The trial court did not make findings of fact but decided the fee issue as a matter of law. The court held that even if the appellants' factual claims concerning the reasons for their withdrawal were true they were not entitled to a portion of the fees. Accordingly, as the issue presented is an issue of law, this court is not bound by the trial court's decision but is free to look at the issue anew. See Memorial Hospital Ass'n, Inc. v. Knutson, 239 Kan. 663, 668, 722 P.2d 1093 (1986).

Much of appellees' argument is based on the incorrect assumption that the trial court made a finding of fact that appellants had no cause to withdraw. It is clear from the record that the trial court made no finding of fact on whether there was cause for withdrawal. The court simply ruled that appellants' account of the circumstances of the withdrawal, if true, did not entitle *236 them to any fees. The court indicated that appellants' account, if true, would establish cause for permissive withdrawal under ethical rules but would not establish that appellants were constructively discharged by Tucker.

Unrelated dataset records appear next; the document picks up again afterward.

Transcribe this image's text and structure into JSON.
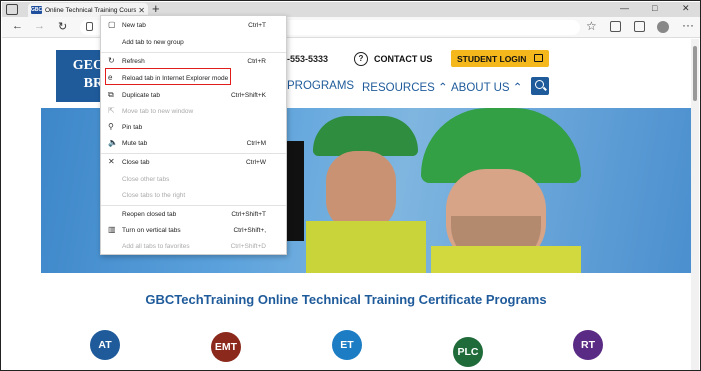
{
  "browser": {
    "tab_title": "Online Technical Training Course",
    "favicon_text": "GBC",
    "new_tab_symbol": "+",
    "tab_close_symbol": "✕"
  },
  "window_controls": {
    "minimize": "—",
    "maximize": "□",
    "close": "✕"
  },
  "toolbar": {
    "back": "←",
    "forward": "→",
    "refresh": "↻",
    "favorite": "☆",
    "more": "···"
  },
  "context_menu": {
    "items": [
      {
        "label": "New tab",
        "shortcut": "Ctrl+T",
        "icon": "new-tab-icon",
        "glyph": "▢",
        "enabled": true
      },
      {
        "label": "Add tab to new group",
        "shortcut": "",
        "icon": "",
        "glyph": "",
        "enabled": true
      },
      {
        "label": "Refresh",
        "shortcut": "Ctrl+R",
        "icon": "refresh-icon",
        "glyph": "↻",
        "enabled": true
      },
      {
        "label": "Reload tab in Internet Explorer mode",
        "shortcut": "",
        "icon": "ie-mode-icon",
        "glyph": "e",
        "enabled": true
      },
      {
        "label": "Duplicate tab",
        "shortcut": "Ctrl+Shift+K",
        "icon": "duplicate-icon",
        "glyph": "⧉",
        "enabled": true
      },
      {
        "label": "Move tab to new window",
        "shortcut": "",
        "icon": "move-window-icon",
        "glyph": "⇱",
        "enabled": false
      },
      {
        "label": "Pin tab",
        "shortcut": "",
        "icon": "pin-icon",
        "glyph": "⚲",
        "enabled": true
      },
      {
        "label": "Mute tab",
        "shortcut": "Ctrl+M",
        "icon": "mute-icon",
        "glyph": "🔈",
        "enabled": true
      },
      {
        "label": "Close tab",
        "shortcut": "Ctrl+W",
        "icon": "close-icon",
        "glyph": "✕",
        "enabled": true
      },
      {
        "label": "Close other tabs",
        "shortcut": "",
        "icon": "",
        "glyph": "",
        "enabled": false
      },
      {
        "label": "Close tabs to the right",
        "shortcut": "",
        "icon": "",
        "glyph": "",
        "enabled": false
      },
      {
        "label": "Reopen closed tab",
        "shortcut": "Ctrl+Shift+T",
        "icon": "",
        "glyph": "",
        "enabled": true
      },
      {
        "label": "Turn on vertical tabs",
        "shortcut": "Ctrl+Shift+,",
        "icon": "vertical-tabs-icon",
        "glyph": "▥",
        "enabled": true
      },
      {
        "label": "Add all tabs to favorites",
        "shortcut": "Ctrl+Shift+D",
        "icon": "",
        "glyph": "",
        "enabled": false
      }
    ]
  },
  "site": {
    "logo_line1": "GEOR",
    "logo_line2": "BRO",
    "phone": "-553-5333",
    "contact_icon": "?",
    "contact_label": "CONTACT US",
    "student_login": "STUDENT LOGIN",
    "nav": [
      "PROGRAMS",
      "RESOURCES ⌃",
      "ABOUT US ⌃"
    ],
    "heading": "GBCTechTraining Online Technical Training Certificate Programs",
    "badges": [
      {
        "label": "AT",
        "color": "#1f5b9b"
      },
      {
        "label": "EMT",
        "color": "#8b2a1c"
      },
      {
        "label": "ET",
        "color": "#1c7dc4"
      },
      {
        "label": "PLC",
        "color": "#1f6b3a"
      },
      {
        "label": "RT",
        "color": "#5a2b84"
      }
    ]
  }
}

In Madison v. Goodyear Tire & Rubber Co., 8 Kan. App. 2d 575, 578-80, 663 P.2d 663 (1983), this court stated that an attorney working under a contingent fee contract who is discharged before any money is recovered is entitled, under quantum meruit, to the reasonable value of the services rendered. The general rule elsewhere is that attorneys who withdraw for good cause before completion of matters for which they were retained are entitled to compensation for their services. See 1 Speiser, Attorneys' Fees § 4:11 (1973); Annot., 88 A.L.R. 3d 246 § 2; 7 Am.Jur.2d, Attorneys at Law § 262; 7A C.J.S., Attorney and Client § 291. This rule also applies when the attorney was working under a contingent fee contract. E.g., Phelps Steel Inc. v. Von Deak, 24 Mass. App. 592, 511 N.E.2d 42 (1987); Ambrose v. Detroit Edison Co., 65 Mich. App. 484, 237 N.W.2d 520 (1975); International Materials v. Sun Corp., 824 S.W.2d 890 (Mo. 1992). The rationale for the rule is apparent as it insures an attorney will be at least partially compensated for services rendered when forced to withdraw from a pending case as a result of forces beyond the attorney's control.

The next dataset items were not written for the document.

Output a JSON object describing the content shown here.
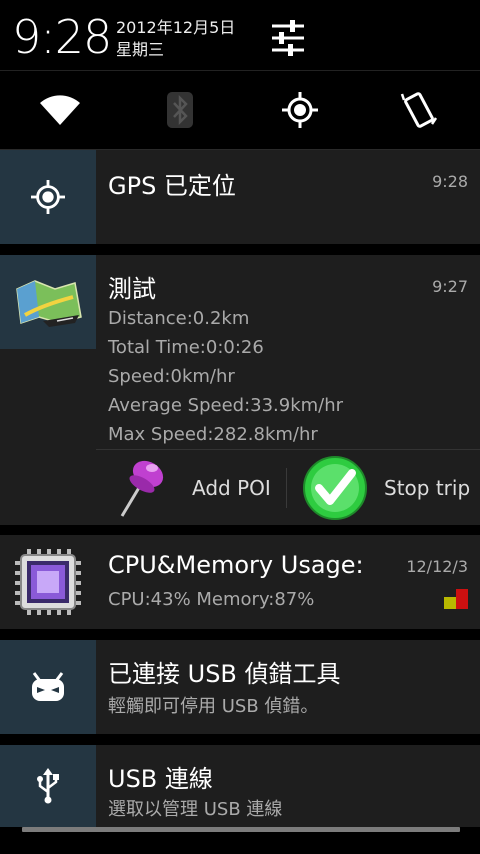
{
  "header": {
    "time": "9:28",
    "date": "2012年12月5日",
    "weekday": "星期三",
    "settings_icon": "sliders-icon"
  },
  "quick_toggles": [
    {
      "name": "wifi",
      "icon": "wifi-icon"
    },
    {
      "name": "bluetooth",
      "icon": "bluetooth-icon"
    },
    {
      "name": "gps",
      "icon": "gps-icon"
    },
    {
      "name": "auto-rotate",
      "icon": "rotate-icon"
    }
  ],
  "notifications": {
    "gps": {
      "title": "GPS 已定位",
      "time": "9:28"
    },
    "trip": {
      "title": "測試",
      "time": "9:27",
      "lines": [
        "Distance:0.2km",
        "Total Time:0:0:26",
        "Speed:0km/hr",
        "Average Speed:33.9km/hr",
        "Max Speed:282.8km/hr"
      ],
      "actions": {
        "add_poi": "Add POI",
        "stop_trip": "Stop trip"
      }
    },
    "cpu": {
      "title": "CPU&Memory Usage:",
      "time": "12/12/3",
      "subtitle": "CPU:43% Memory:87%"
    },
    "usb_debug": {
      "title": "已連接 USB 偵錯工具",
      "subtitle": "輕觸即可停用 USB 偵錯。"
    },
    "usb_conn": {
      "title": "USB 連線",
      "subtitle": "選取以管理 USB 連線"
    }
  },
  "colors": {
    "icon_bg": "#243642",
    "card_bg": "#1e1e1e",
    "green": "#2ecc40",
    "purple": "#b030c0"
  }
}
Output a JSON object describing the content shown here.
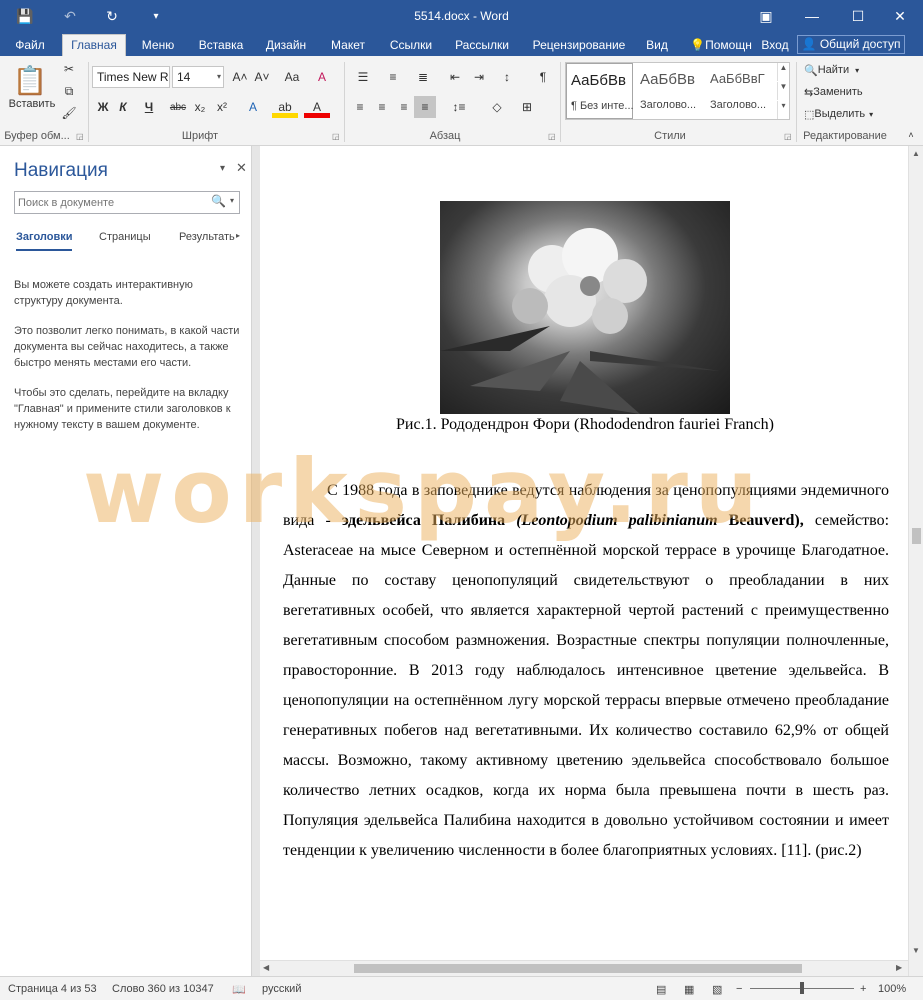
{
  "window": {
    "title": "5514.docx - Word",
    "minimize_icon": "—",
    "maximize_icon": "☐",
    "close_icon": "✕",
    "ribbon_display_icon": "▣"
  },
  "quick_access": {
    "save_icon": "💾",
    "undo_icon": "↶",
    "redo_icon": "↻",
    "customize_icon": "▾"
  },
  "tabs": [
    {
      "label": "Файл"
    },
    {
      "label": "Главная"
    },
    {
      "label": "Меню"
    },
    {
      "label": "Вставка"
    },
    {
      "label": "Дизайн"
    },
    {
      "label": "Макет"
    },
    {
      "label": "Ссылки"
    },
    {
      "label": "Рассылки"
    },
    {
      "label": "Рецензирование"
    },
    {
      "label": "Вид"
    },
    {
      "label": "Помощн"
    },
    {
      "label": "Вход"
    }
  ],
  "share_label": "Общий доступ",
  "ribbon": {
    "paste_label": "Вставить",
    "clipboard_label": "Буфер обм...",
    "font_label": "Шрифт",
    "paragraph_label": "Абзац",
    "styles_label": "Стили",
    "editing_label": "Редактирование",
    "font_name": "Times New R",
    "font_size": "14",
    "grow_font": "A˄",
    "shrink_font": "A˅",
    "change_case": "Aa",
    "clear_format": "A",
    "bold": "Ж",
    "italic": "К",
    "underline": "Ч",
    "strike": "abc",
    "subscript": "x₂",
    "superscript": "x²",
    "text_effects": "A",
    "highlight": "ab",
    "font_color": "A",
    "bullets": "☰",
    "numbering": "≡",
    "multilevel": "≣",
    "decrease_indent": "⇤",
    "increase_indent": "⇥",
    "sort": "↕",
    "pilcrow": "¶",
    "align_left": "≡",
    "align_center": "≡",
    "align_right": "≡",
    "justify": "≡",
    "line_spacing": "↕≡",
    "shading": "◇",
    "borders": "⊞",
    "styles": [
      {
        "sample": "АаБбВв",
        "name": "¶ Без инте..."
      },
      {
        "sample": "АаБбВв",
        "name": "Заголово..."
      },
      {
        "sample": "АаБбВвГ",
        "name": "Заголово..."
      }
    ],
    "find_label": "Найти",
    "replace_label": "Заменить",
    "select_label": "Выделить"
  },
  "navigation": {
    "title": "Навигация",
    "search_placeholder": "Поиск в документе",
    "tabs": [
      "Заголовки",
      "Страницы",
      "Результать"
    ],
    "para1": "Вы можете создать интерактивную структуру документа.",
    "para2": "Это позволит легко понимать, в какой части документа вы сейчас находитесь, а также быстро менять местами его части.",
    "para3": "Чтобы это сделать, перейдите на вкладку \"Главная\" и примените стили заголовков к нужному тексту в вашем документе."
  },
  "document": {
    "caption": "Рис.1. Рододендрон Фори (Rhododendron fauriei Franch)",
    "p_start": "С 1988 года в заповеднике ведутся наблюдения за ценопопуляциями эндемичного вида - ",
    "p_bold": "эдельвейса Палибина ",
    "p_bolditalic": "(Leontopodium palibinianum",
    "p_bold2": "Beauverd),",
    "p_rest": " семейство: Asteraceae на мысе Северном и остепнённой морской террасе в урочище Благодатное. Данные по составу ценопопуляций свидетельствуют о преобладании в них вегетативных особей, что является характерной чертой растений с преимущественно вегетативным способом размножения. Возрастные спектры популяции полночленные, правосторонние. В 2013 году наблюдалось интенсивное цветение эдельвейса. В ценопопуляции на остепнённом лугу морской террасы впервые отмечено преобладание генеративных побегов над вегетативными. Их количество составило 62,9% от общей массы. Возможно, такому активному цветению эдельвейса способствовало большое количество летних осадков, когда их норма была превышена почти в шесть раз. Популяция эдельвейса Палибина находится в довольно устойчивом состоянии и имеет тенденции к увеличению численности в более благоприятных условиях. [11]. (рис.2)",
    "watermark": "workspay.ru"
  },
  "status": {
    "page": "Страница 4 из 53",
    "words": "Слово 360 из 10347",
    "language": "русский",
    "zoom": "100%"
  }
}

The trial court erred in ruling as a matter of law that appellants were not entitled to any fees. The trial court assumed, without finding, that appellants' description of Tucker's conduct was accurate. The conduct attributed to Tucker included her demand that appellants bribe the judge, her unrealistic expectations of recovery, and her resulting accusations of conspiracy against appellants. This conduct, which the court assumed to be true, would establish good cause for withdrawal. Although no appellate court in Kansas has directly addressed this question, courts in other jurisdictions have held that attorneys who have withdrawn as a result of similar client conduct are entitled to compensation for their services. E.g., Mutter v. Burgess, 87 Colo. 580, 290 P. 269 (1930); Fishman v. Conway, 57 So. 2d 605 (La. 1952); Phelps Steel, 24 Mass. App. 592; Matarrese v. Wilson, 202 Misc. 2d 994, *237 118 N.Y.S.2d 5 (1952). Therefore, if there is an evidentiary basis to conclude appellants' withdrawal was for good cause, they are entitled to compensation for their services upon a showing that their services contributed to the settlement obtained by appellees.

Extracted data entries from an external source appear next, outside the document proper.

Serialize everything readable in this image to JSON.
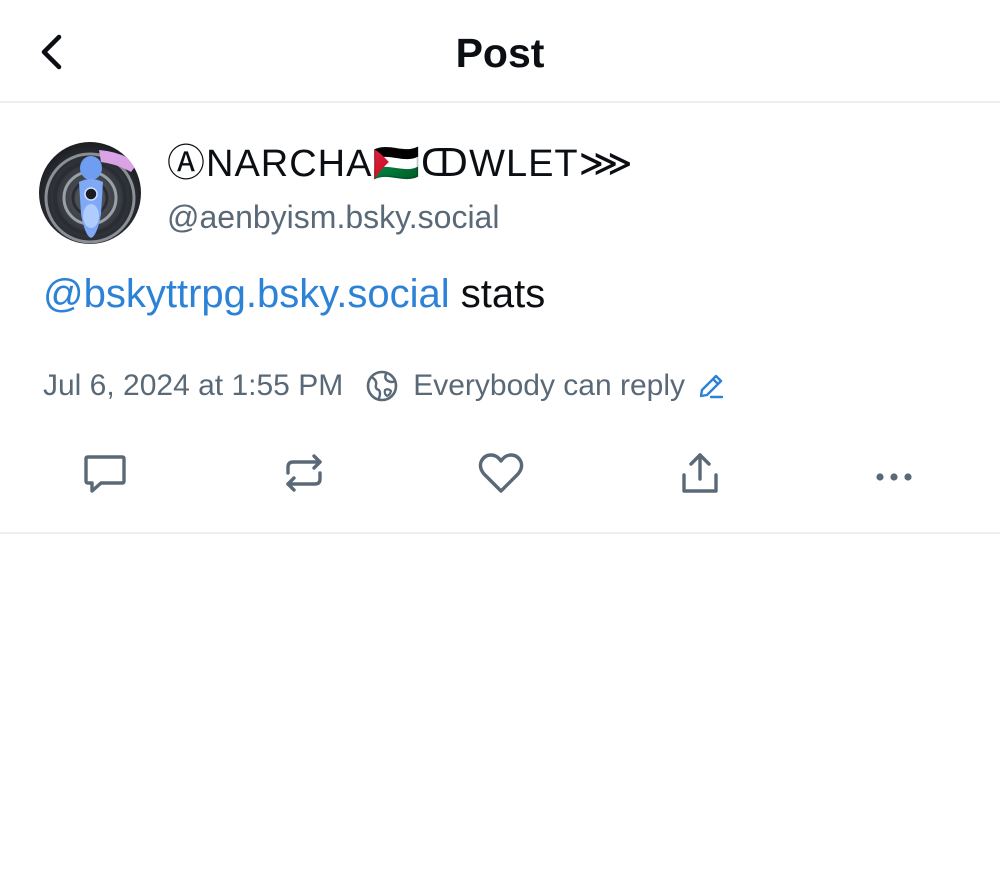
{
  "header": {
    "title": "Post",
    "back_icon": "chevron-left-icon"
  },
  "post": {
    "author": {
      "display_name": "ⒶNARCHA🇵🇸ↀWLET⋙",
      "handle": "@aenbyism.bsky.social"
    },
    "text": {
      "mention": "@bskyttrpg.bsky.social",
      "body": " stats"
    },
    "timestamp": "Jul 6, 2024 at 1:55 PM",
    "reply_setting": "Everybody can reply",
    "actions": [
      {
        "name": "reply",
        "icon": "comment-icon"
      },
      {
        "name": "repost",
        "icon": "repost-icon"
      },
      {
        "name": "like",
        "icon": "heart-icon"
      },
      {
        "name": "share",
        "icon": "share-icon"
      },
      {
        "name": "more",
        "icon": "more-icon"
      }
    ]
  },
  "colors": {
    "text": "#0b0f14",
    "muted": "#5a6977",
    "link": "#2c82d6",
    "divider": "#eceff2",
    "icon": "#5a6977"
  }
}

This case is remanded for further proceedings to determine whether appellants did in fact have good cause to withdraw. If the trial court finds they had good cause to withdraw, they should be compensated for the reasonable value of their services. See Madison, 8 Kan. App.2d at 578-80. Appellants sought only one-half of the $16,000 obtained under appellees' contingent fee contract. Accordingly, if the court first determines appellants had good cause to withdraw, the court should then determine appellants' share of the $16,000 based upon the extent to which their work contributed to the settlement obtained by appellees.

Reversed and remanded for further proceedings.